Juan, que estaba en aquellos momentos con el príncipe en la biblioteca, acudió al patio de armas con 'Abd al-Malik.

—¿Qué ha ocurrido? —preguntó al oficial que mandaba el destacamento.

—Mi señor, salimos de Tudela hacia el noroeste y nos internamos en territorio cristiano. Alcanzamos sin oposición la ciudad de Arnedo, en La Rioja, en cuya medina se refugiaron los infieles. Arrasamos los arrabales y conseguimos capturar a numerosos rehenes por cuyo rescate nos abonaron una buena cantidad de oro y plata. Nos fortificamos allí y realizamos varias algaradas de castigo por toda la comarca. Esperábamos enfrentarnos con el ejército cristiano, pero este no se presentó. Durante cuatro días no dejó de nevar y nuestros víveres comenzaron a escasear. El rey, ante la imposibilidad de aprovisionarnos y el peligro de quedar bloqueados si seguía nevando, ordenó regresar a Tudela. Nos retirábamos en orden, siguiendo el camino que une Tudela y Pamplona, cuando nos alcanzó un ejército cristiano formado por más de un millar de caballeros. Apenas tuvimos tiempo de desplegarnos, pues cayeron sobre nosotros como una tempestad.

—¿Qué le ha pasado a mi padre, dónde está? ¡Contesta! —exclamó el príncipe zarandeando por los hombros al oficial.

—Cuando nos alcanzaron, el rey giró su caballo y arrancó a todo galope contra los cristianos. Irrumpió como un león en el centro del ejército enemigo y derribó a mandobles a varios caballeros. Seguimos su ejemplo y cargamos con nuestras espadas contra ellos, pero antes de que pudiéramos llegar a su altura consiguieron asestar un espadazo en su hombro derecho y Su Majestad soltó la espada. Entonces lo rodearon varios jinetes y lo alancearon. Combatimos durante algunas horas, pero la muerte del rey provocó que el pánico se extendiera entre nuestra filas y ante la superioridad del enemigo huimos. Sus caballos estaban más frescos, pese a ser mucho más pesados y lentos que los nuestros, y nos persiguieron durante varias millas, asesinando a todos cuantos alcanzaban. Unos pocos lograron refugiarse tras las murallas de Tudela y nosotros continuamos hasta Zaragoza.

—¿Cuántos han muerto? —inquirió Juan.

—No estoy seguro, tal vez seiscientos, quizá más —respondió el oficial apesadumbrado.

—¡Malditos cobardes! Habéis huido como mujerzuelas pusilánimes.

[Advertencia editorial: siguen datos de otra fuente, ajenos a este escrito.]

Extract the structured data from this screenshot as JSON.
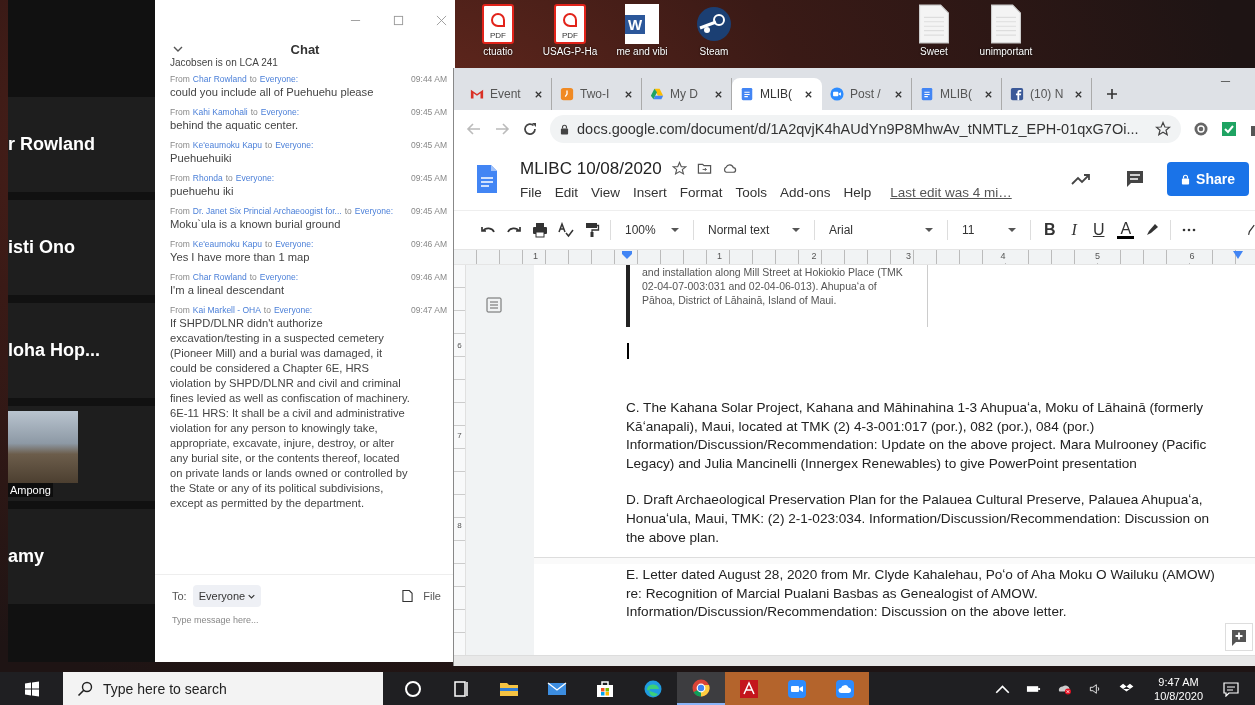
{
  "desktop_icons": [
    {
      "kind": "pdf",
      "badge": "PDF",
      "label": "ctuatio"
    },
    {
      "kind": "pdf",
      "badge": "PDF",
      "label": "USAG-P-Ha"
    },
    {
      "kind": "word",
      "badge": "W",
      "label": "me and vibi"
    },
    {
      "kind": "steam",
      "label": "Steam"
    },
    {
      "kind": "file",
      "label": "Sweet"
    },
    {
      "kind": "file",
      "label": "unimportant"
    }
  ],
  "zoom": {
    "participants": [
      {
        "kind": "name",
        "name": "r Rowland"
      },
      {
        "kind": "name",
        "name": "isti Ono"
      },
      {
        "kind": "name",
        "name": "loha Hop..."
      },
      {
        "kind": "video",
        "name": "Ampong"
      },
      {
        "kind": "name",
        "name": "amy"
      }
    ],
    "chat": {
      "title": "Chat",
      "partial_line": "Jacobsen is on LCA 241",
      "messages": [
        {
          "prefix": "From",
          "sender": "Char Rowland",
          "joiner": "to",
          "recipient": "Everyone:",
          "time": "09:44 AM",
          "text": "could you include all of Puehuehu please"
        },
        {
          "prefix": "From",
          "sender": "Kahi Kamohali",
          "joiner": "to",
          "recipient": "Everyone:",
          "time": "09:45 AM",
          "text": "behind the aquatic center."
        },
        {
          "prefix": "From",
          "sender": "Ke'eaumoku Kapu",
          "joiner": "to",
          "recipient": "Everyone:",
          "time": "09:45 AM",
          "text": "Puehuehuiki"
        },
        {
          "prefix": "From",
          "sender": "Rhonda",
          "joiner": "to",
          "recipient": "Everyone:",
          "time": "09:45 AM",
          "text": "puehuehu iki"
        },
        {
          "prefix": "From",
          "sender": "Dr. Janet Six Princial Archaeoogist for...",
          "joiner": "to",
          "recipient": "Everyone:",
          "time": "09:45 AM",
          "text": "Moku`ula is a known burial ground"
        },
        {
          "prefix": "From",
          "sender": "Ke'eaumoku Kapu",
          "joiner": "to",
          "recipient": "Everyone:",
          "time": "09:46 AM",
          "text": "Yes I have more than 1 map"
        },
        {
          "prefix": "From",
          "sender": "Char Rowland",
          "joiner": "to",
          "recipient": "Everyone:",
          "time": "09:46 AM",
          "text": "I'm a lineal descendant"
        },
        {
          "prefix": "From",
          "sender": "Kai Markell - OHA",
          "joiner": "to",
          "recipient": "Everyone:",
          "time": "09:47 AM",
          "text": "If SHPD/DLNR didn't authorize excavation/testing in a suspected cemetery (Pioneer Mill) and a burial was damaged, it could be considered a Chapter 6E, HRS violation by SHPD/DLNR and civil and criminal fines levied as well as confiscation of machinery. 6E-11 HRS: It shall be a civil and administrative violation for any person to knowingly take, appropriate, excavate, injure, destroy, or alter any burial site, or the contents thereof, located on private lands or lands owned or controlled by the State or any of its political subdivisions, except as permitted by the department."
        }
      ],
      "to_label": "To:",
      "recipient": "Everyone",
      "file_label": "File",
      "placeholder": "Type message here..."
    }
  },
  "browser": {
    "tabs": [
      {
        "kind": "gmail",
        "title": "Event",
        "selected": false
      },
      {
        "kind": "clock",
        "title": "Two-I",
        "selected": false
      },
      {
        "kind": "drive",
        "title": "My D",
        "selected": false
      },
      {
        "kind": "docs",
        "title": "MLIB(",
        "selected": true
      },
      {
        "kind": "video",
        "title": "Post /",
        "selected": false
      },
      {
        "kind": "docs",
        "title": "MLIB(",
        "selected": false
      },
      {
        "kind": "facebook",
        "title": "(10) N",
        "selected": false
      }
    ],
    "url": "docs.google.com/document/d/1A2qvjK4hAUdYn9P8MhwAv_tNMTLz_EPH-01qxG7Oi..."
  },
  "docs": {
    "title": "MLIBC 10/08/2020",
    "menus": [
      "File",
      "Edit",
      "View",
      "Insert",
      "Format",
      "Tools",
      "Add-ons",
      "Help"
    ],
    "last_edit": "Last edit was 4 mi…",
    "share": "Share",
    "zoom": "100%",
    "style": "Normal text",
    "font": "Arial",
    "size": "11",
    "format_buttons": [
      {
        "kind": "bold",
        "label": "B"
      },
      {
        "kind": "italic",
        "label": "I"
      },
      {
        "kind": "underline",
        "label": "U"
      },
      {
        "kind": "color",
        "label": "A"
      }
    ],
    "ruler": [
      "1",
      "1",
      "2",
      "3",
      "4",
      "5",
      "6"
    ],
    "vertical_ruler": [
      "6",
      "7",
      "8"
    ],
    "table_cell": "and installation along Mill Street at Hokiokio Place (TMK 02-04-07-003:031 and 02-04-06-013). Ahupuaʻa of Pāhoa, District of Lāhainā, Island of Maui.",
    "paragraphs": [
      {
        "page_break_before": false,
        "text": "C. The Kahana Solar Project, Kahana and Māhinahina 1-3 Ahupuaʻa, Moku of Lāhainā (formerly Kāʻanapali), Maui, located at TMK (2) 4-3-001:017 (por.), 082 (por.), 084 (por.) Information/Discussion/Recommendation: Update on the above project. Mara Mulrooney (Pacific Legacy) and Julia Mancinelli (Innergex Renewables) to give PowerPoint presentation"
      },
      {
        "page_break_before": false,
        "text": "D. Draft Archaeological Preservation Plan for the Palauea Cultural Preserve, Palauea Ahupuaʻa, Honuaʻula, Maui, TMK: (2) 2-1-023:034. Information/Discussion/Recommendation: Discussion on the above plan."
      },
      {
        "page_break_before": true,
        "text": "E. Letter dated August 28, 2020 from Mr. Clyde Kahalehau, Poʻo of Aha Moku O Wailuku (AMOW) re: Recognition of Marcial Pualani Basbas as Genealogist of AMOW. Information/Discussion/Recommendation: Discussion on the above letter."
      }
    ]
  },
  "taskbar": {
    "search_placeholder": "Type here to search",
    "apps": [
      {
        "kind": "cortana",
        "selected": false,
        "flashing": false
      },
      {
        "kind": "taskview",
        "selected": false,
        "flashing": false
      },
      {
        "kind": "explorer",
        "selected": false,
        "flashing": false
      },
      {
        "kind": "mail",
        "selected": false,
        "flashing": false
      },
      {
        "kind": "store",
        "selected": false,
        "flashing": false
      },
      {
        "kind": "edge",
        "selected": false,
        "flashing": false
      },
      {
        "kind": "chrome",
        "selected": true,
        "flashing": false
      },
      {
        "kind": "acrobat",
        "selected": false,
        "flashing": true
      },
      {
        "kind": "zoom",
        "selected": false,
        "flashing": true
      },
      {
        "kind": "cloud",
        "selected": false,
        "flashing": true
      }
    ],
    "time": "9:47 AM",
    "date": "10/8/2020"
  }
}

No oísteis a mi padre en la arenga que os dirigió antes de partir. Podríais haber alcanzado hoy mismo el Paraíso, pero habéis obrado mal y os consumiréis eternamente en las llamas del infierno. ¡Guardias!, arrestad a estos hombres —ordenó el príncipe visiblemente alterado.

—No hay tiempo que perder —le susurró Juan—. Debéis ser proclamado rey hoy mismo, antes de que sea demasiado tarde.

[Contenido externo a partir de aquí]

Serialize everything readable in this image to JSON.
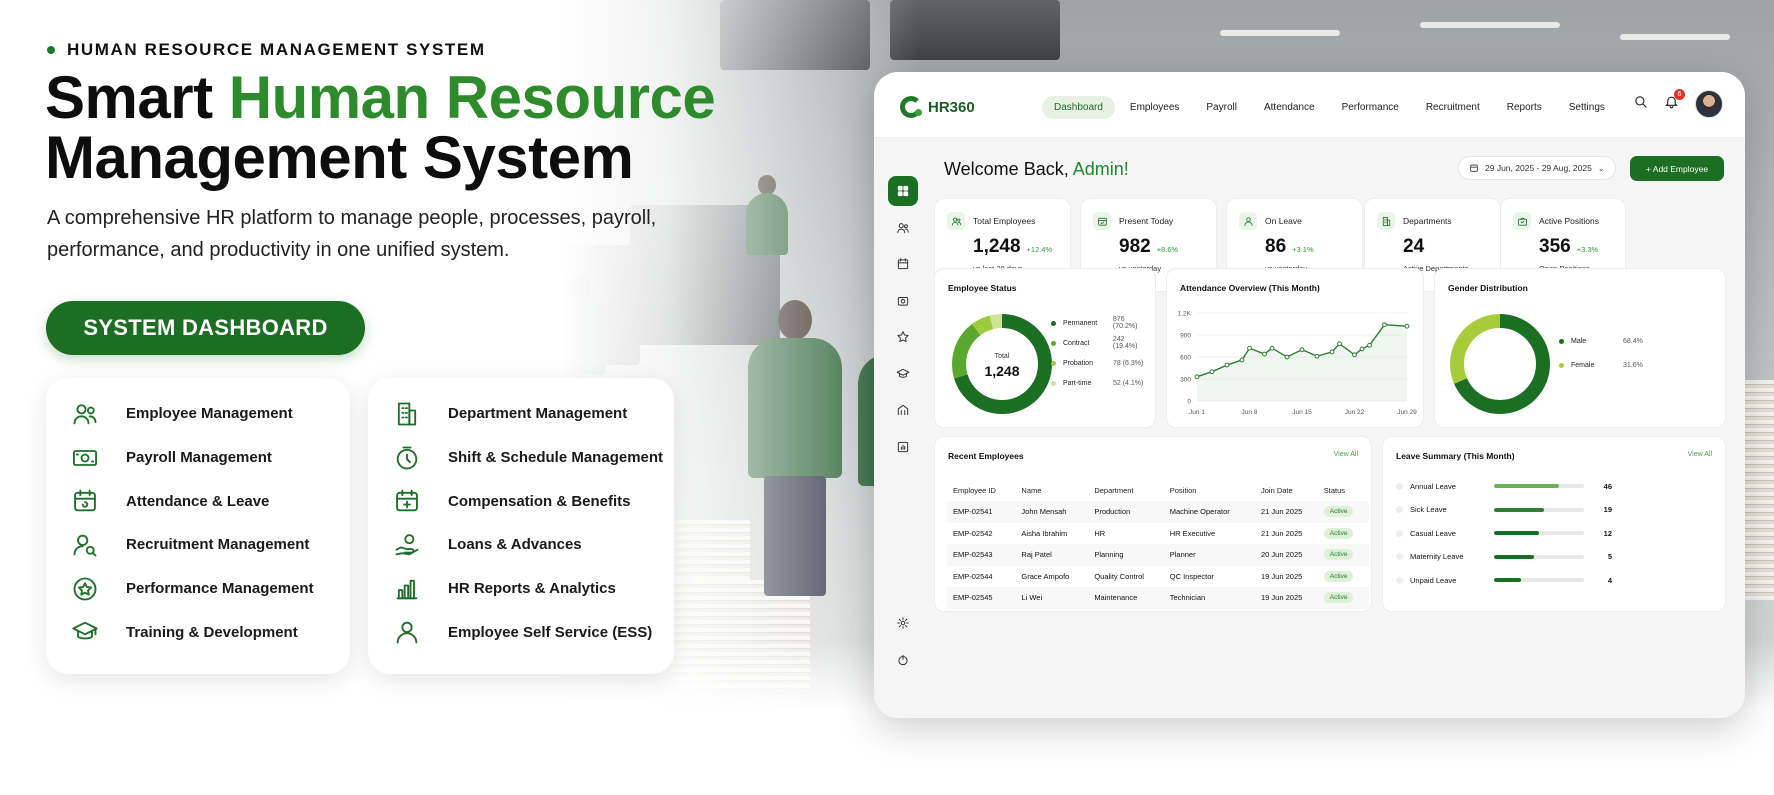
{
  "hero": {
    "eyebrow": "HUMAN RESOURCE MANAGEMENT SYSTEM",
    "headline_part1": "Smart ",
    "headline_green": "Human Resource",
    "headline_line2": "Management System",
    "subtext": "A comprehensive HR platform to manage people, processes, payroll, performance, and productivity in one unified system.",
    "cta_label": "SYSTEM DASHBOARD",
    "accent_color": "#2e8b2c",
    "brand_color": "#1b6e22"
  },
  "features_left": [
    {
      "label": "Employee Management",
      "icon": "users-icon"
    },
    {
      "label": "Payroll Management",
      "icon": "cash-icon"
    },
    {
      "label": "Attendance & Leave",
      "icon": "calendar-icon"
    },
    {
      "label": "Recruitment Management",
      "icon": "user-search-icon"
    },
    {
      "label": "Performance Management",
      "icon": "star-badge-icon"
    },
    {
      "label": "Training & Development",
      "icon": "graduation-cap-icon"
    }
  ],
  "features_right": [
    {
      "label": "Department Management",
      "icon": "building-icon"
    },
    {
      "label": "Shift & Schedule Management",
      "icon": "clock-icon"
    },
    {
      "label": "Compensation & Benefits",
      "icon": "calendar-plus-icon"
    },
    {
      "label": "Loans & Advances",
      "icon": "hand-coin-icon"
    },
    {
      "label": "HR Reports & Analytics",
      "icon": "bar-chart-icon"
    },
    {
      "label": "Employee Self Service (ESS)",
      "icon": "user-icon"
    }
  ],
  "dashboard": {
    "logo": "HR360",
    "nav": [
      "Dashboard",
      "Employees",
      "Payroll",
      "Attendance",
      "Performance",
      "Recruitment",
      "Reports",
      "Settings"
    ],
    "active_nav": "Dashboard",
    "notification_count": "6",
    "welcome_prefix": "Welcome Back, ",
    "welcome_name": "Admin!",
    "date_range": "29 Jun, 2025 - 29 Aug, 2025",
    "add_button": "+ Add Employee",
    "kpis": [
      {
        "label": "Total Employees",
        "value": "1,248",
        "delta": "+12.4%",
        "sub": "vs last 30 days",
        "icon": "users-icon"
      },
      {
        "label": "Present Today",
        "value": "982",
        "delta": "+8.6%",
        "sub": "vs yesterday",
        "icon": "calendar-check-icon"
      },
      {
        "label": "On Leave",
        "value": "86",
        "delta": "+3.1%",
        "sub": "vs yesterday",
        "icon": "user-icon"
      },
      {
        "label": "Departments",
        "value": "24",
        "delta": "",
        "sub": "Active Departments",
        "icon": "building-icon"
      },
      {
        "label": "Active Positions",
        "value": "356",
        "delta": "+3.3%",
        "sub": "Open Positions",
        "icon": "briefcase-icon"
      }
    ],
    "employee_status": {
      "title": "Employee Status",
      "center_label": "Total",
      "center_value": "1,248",
      "items": [
        {
          "name": "Permanent",
          "value": "876 (70.2%)",
          "pct": 70.2,
          "color": "#1b6e22"
        },
        {
          "name": "Contract",
          "value": "242 (19.4%)",
          "pct": 19.4,
          "color": "#5aa72e"
        },
        {
          "name": "Probation",
          "value": "78 (6.3%)",
          "pct": 6.3,
          "color": "#9ccb3c"
        },
        {
          "name": "Part-time",
          "value": "52 (4.1%)",
          "pct": 4.1,
          "color": "#cde39a"
        }
      ]
    },
    "attendance": {
      "title": "Attendance Overview (This Month)"
    },
    "gender": {
      "title": "Gender Distribution",
      "items": [
        {
          "name": "Male",
          "value": "68.4%",
          "pct": 68.4,
          "color": "#1b6e22"
        },
        {
          "name": "Female",
          "value": "31.6%",
          "pct": 31.6,
          "color": "#a6cc3a"
        }
      ]
    },
    "recent": {
      "title": "Recent Employees",
      "view_all": "View All",
      "columns": [
        "Employee ID",
        "Name",
        "Department",
        "Position",
        "Join Date",
        "Status"
      ],
      "rows": [
        [
          "EMP-02541",
          "John Mensah",
          "Production",
          "Machine Operator",
          "21 Jun 2025",
          "Active"
        ],
        [
          "EMP-02542",
          "Aisha Ibrahim",
          "HR",
          "HR Executive",
          "21 Jun 2025",
          "Active"
        ],
        [
          "EMP-02543",
          "Raj Patel",
          "Planning",
          "Planner",
          "20 Jun 2025",
          "Active"
        ],
        [
          "EMP-02544",
          "Grace Ampofo",
          "Quality Control",
          "QC Inspector",
          "19 Jun 2025",
          "Active"
        ],
        [
          "EMP-02545",
          "Li Wei",
          "Maintenance",
          "Technician",
          "19 Jun 2025",
          "Active"
        ]
      ]
    },
    "leave": {
      "title": "Leave Summary (This Month)",
      "view_all": "View All",
      "items": [
        {
          "name": "Annual Leave",
          "count": "46",
          "fill": 0.72,
          "color": "#6cb05a"
        },
        {
          "name": "Sick Leave",
          "count": "19",
          "fill": 0.56,
          "color": "#2d7f33"
        },
        {
          "name": "Casual Leave",
          "count": "12",
          "fill": 0.5,
          "color": "#1b6e22"
        },
        {
          "name": "Maternity Leave",
          "count": "5",
          "fill": 0.44,
          "color": "#1b6e22"
        },
        {
          "name": "Unpaid Leave",
          "count": "4",
          "fill": 0.3,
          "color": "#1b6e22"
        }
      ]
    }
  },
  "chart_data": {
    "type": "line",
    "title": "Attendance Overview (This Month)",
    "x_ticks": [
      "Jun 1",
      "Jun 8",
      "Jun 15",
      "Jun 22",
      "Jun 29"
    ],
    "y_ticks": [
      "0",
      "300",
      "600",
      "900",
      "1.2K"
    ],
    "ylim": [
      0,
      1200
    ],
    "xlim": [
      1,
      29
    ],
    "series": [
      {
        "x": [
          1,
          3,
          5,
          7,
          8,
          10,
          11,
          13,
          15,
          17,
          19,
          20,
          22,
          23,
          24,
          26,
          29
        ],
        "y": [
          330,
          400,
          490,
          560,
          720,
          640,
          720,
          600,
          700,
          610,
          670,
          780,
          630,
          710,
          760,
          1040,
          1020
        ]
      }
    ],
    "grid": true,
    "color": "#2e7d32"
  }
}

—Sí, tienes razón. Avisa al imán de la mezquita mayor y al cadí principal. Antes de la oración de la noche tomaré posesión del reino.

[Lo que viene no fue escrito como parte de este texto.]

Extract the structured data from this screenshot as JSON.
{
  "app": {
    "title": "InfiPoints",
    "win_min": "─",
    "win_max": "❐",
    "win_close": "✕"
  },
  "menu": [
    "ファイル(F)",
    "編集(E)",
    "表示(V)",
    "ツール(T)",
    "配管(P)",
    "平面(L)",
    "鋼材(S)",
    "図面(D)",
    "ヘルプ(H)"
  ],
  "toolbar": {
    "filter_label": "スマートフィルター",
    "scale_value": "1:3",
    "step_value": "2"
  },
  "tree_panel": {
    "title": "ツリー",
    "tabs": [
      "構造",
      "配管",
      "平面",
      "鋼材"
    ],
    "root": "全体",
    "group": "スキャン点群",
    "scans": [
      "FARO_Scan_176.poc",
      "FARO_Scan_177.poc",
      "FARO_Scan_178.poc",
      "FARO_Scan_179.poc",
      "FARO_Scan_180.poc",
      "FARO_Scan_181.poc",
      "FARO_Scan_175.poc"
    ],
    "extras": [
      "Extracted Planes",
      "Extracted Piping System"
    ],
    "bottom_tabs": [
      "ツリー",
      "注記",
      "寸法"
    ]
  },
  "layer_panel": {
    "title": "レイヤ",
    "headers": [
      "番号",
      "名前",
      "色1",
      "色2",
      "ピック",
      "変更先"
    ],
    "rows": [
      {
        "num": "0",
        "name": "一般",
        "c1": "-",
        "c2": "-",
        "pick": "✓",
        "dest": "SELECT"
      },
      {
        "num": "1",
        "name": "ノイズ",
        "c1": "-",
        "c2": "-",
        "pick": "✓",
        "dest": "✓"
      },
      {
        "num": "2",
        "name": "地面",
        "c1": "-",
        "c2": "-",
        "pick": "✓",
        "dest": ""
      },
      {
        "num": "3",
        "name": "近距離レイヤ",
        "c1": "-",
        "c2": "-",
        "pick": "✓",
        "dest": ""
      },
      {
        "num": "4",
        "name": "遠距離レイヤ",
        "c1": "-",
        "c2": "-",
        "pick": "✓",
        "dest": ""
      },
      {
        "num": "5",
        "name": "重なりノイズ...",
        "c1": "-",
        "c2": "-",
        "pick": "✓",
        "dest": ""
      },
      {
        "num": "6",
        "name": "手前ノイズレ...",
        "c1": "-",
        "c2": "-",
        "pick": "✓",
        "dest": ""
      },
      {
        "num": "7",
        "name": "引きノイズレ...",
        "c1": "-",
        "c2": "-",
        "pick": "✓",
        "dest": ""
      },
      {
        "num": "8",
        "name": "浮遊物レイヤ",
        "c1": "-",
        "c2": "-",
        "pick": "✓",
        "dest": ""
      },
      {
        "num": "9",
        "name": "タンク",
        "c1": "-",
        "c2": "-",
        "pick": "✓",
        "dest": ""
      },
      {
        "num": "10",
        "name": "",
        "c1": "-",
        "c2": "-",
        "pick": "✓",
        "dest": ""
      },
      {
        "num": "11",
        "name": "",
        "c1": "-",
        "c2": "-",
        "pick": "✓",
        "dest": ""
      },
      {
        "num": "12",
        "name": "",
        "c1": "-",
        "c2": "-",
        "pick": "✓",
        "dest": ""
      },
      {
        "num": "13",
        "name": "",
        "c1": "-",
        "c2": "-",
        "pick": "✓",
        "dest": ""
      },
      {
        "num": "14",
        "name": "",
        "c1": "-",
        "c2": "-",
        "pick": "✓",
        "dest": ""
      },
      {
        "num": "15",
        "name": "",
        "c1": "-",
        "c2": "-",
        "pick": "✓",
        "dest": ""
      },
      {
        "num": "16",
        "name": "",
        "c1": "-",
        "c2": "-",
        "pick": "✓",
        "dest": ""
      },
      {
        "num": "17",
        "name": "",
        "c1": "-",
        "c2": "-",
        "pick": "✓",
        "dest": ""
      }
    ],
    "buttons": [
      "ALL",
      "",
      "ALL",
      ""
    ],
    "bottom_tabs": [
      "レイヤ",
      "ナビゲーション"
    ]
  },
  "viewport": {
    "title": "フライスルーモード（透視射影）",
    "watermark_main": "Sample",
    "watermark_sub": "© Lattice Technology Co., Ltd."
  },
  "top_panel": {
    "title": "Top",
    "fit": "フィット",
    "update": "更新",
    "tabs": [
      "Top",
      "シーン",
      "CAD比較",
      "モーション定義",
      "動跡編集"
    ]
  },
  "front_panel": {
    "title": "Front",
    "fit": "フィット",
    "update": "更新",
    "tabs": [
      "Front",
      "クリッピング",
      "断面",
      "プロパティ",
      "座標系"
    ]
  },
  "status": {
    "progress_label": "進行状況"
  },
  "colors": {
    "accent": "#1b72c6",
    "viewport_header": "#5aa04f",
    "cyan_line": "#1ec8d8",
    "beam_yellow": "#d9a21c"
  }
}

Juan y el resto de consejeros se afanaron para que en apenas tres horas todo estuviera dispuesto. Ya era de noche cuando en la mezquita aljama el cadí proclamaba a 'Abd al-Malik ibn Ahmad ibn Yusuf ibn Ahmad ibn Sulaimán ibn Hud como nuevo rey de la taifa de Zaragoza y todos los congregados le prestaron juramento de fidelidad; adoptó el nombre de 'Imad al-Dawla, «Pilar de la Dinastía». Era lunes, primer día del mes de rayab del año 503 de la hégira, 24 de enero de 1110.

Dos días después de su proclamación, el rey ordenó la ejecución de los soldados que habían huido del campo de batalla dejando el cuerpo de al-Musta'ín en poder de los cristianos. 'Imad al-Dawla sentenció a muerte a los cincuenta sobrevivientes; fueron ejecutados en la sari'a ante los ojos atemorizados de los zaragozanos.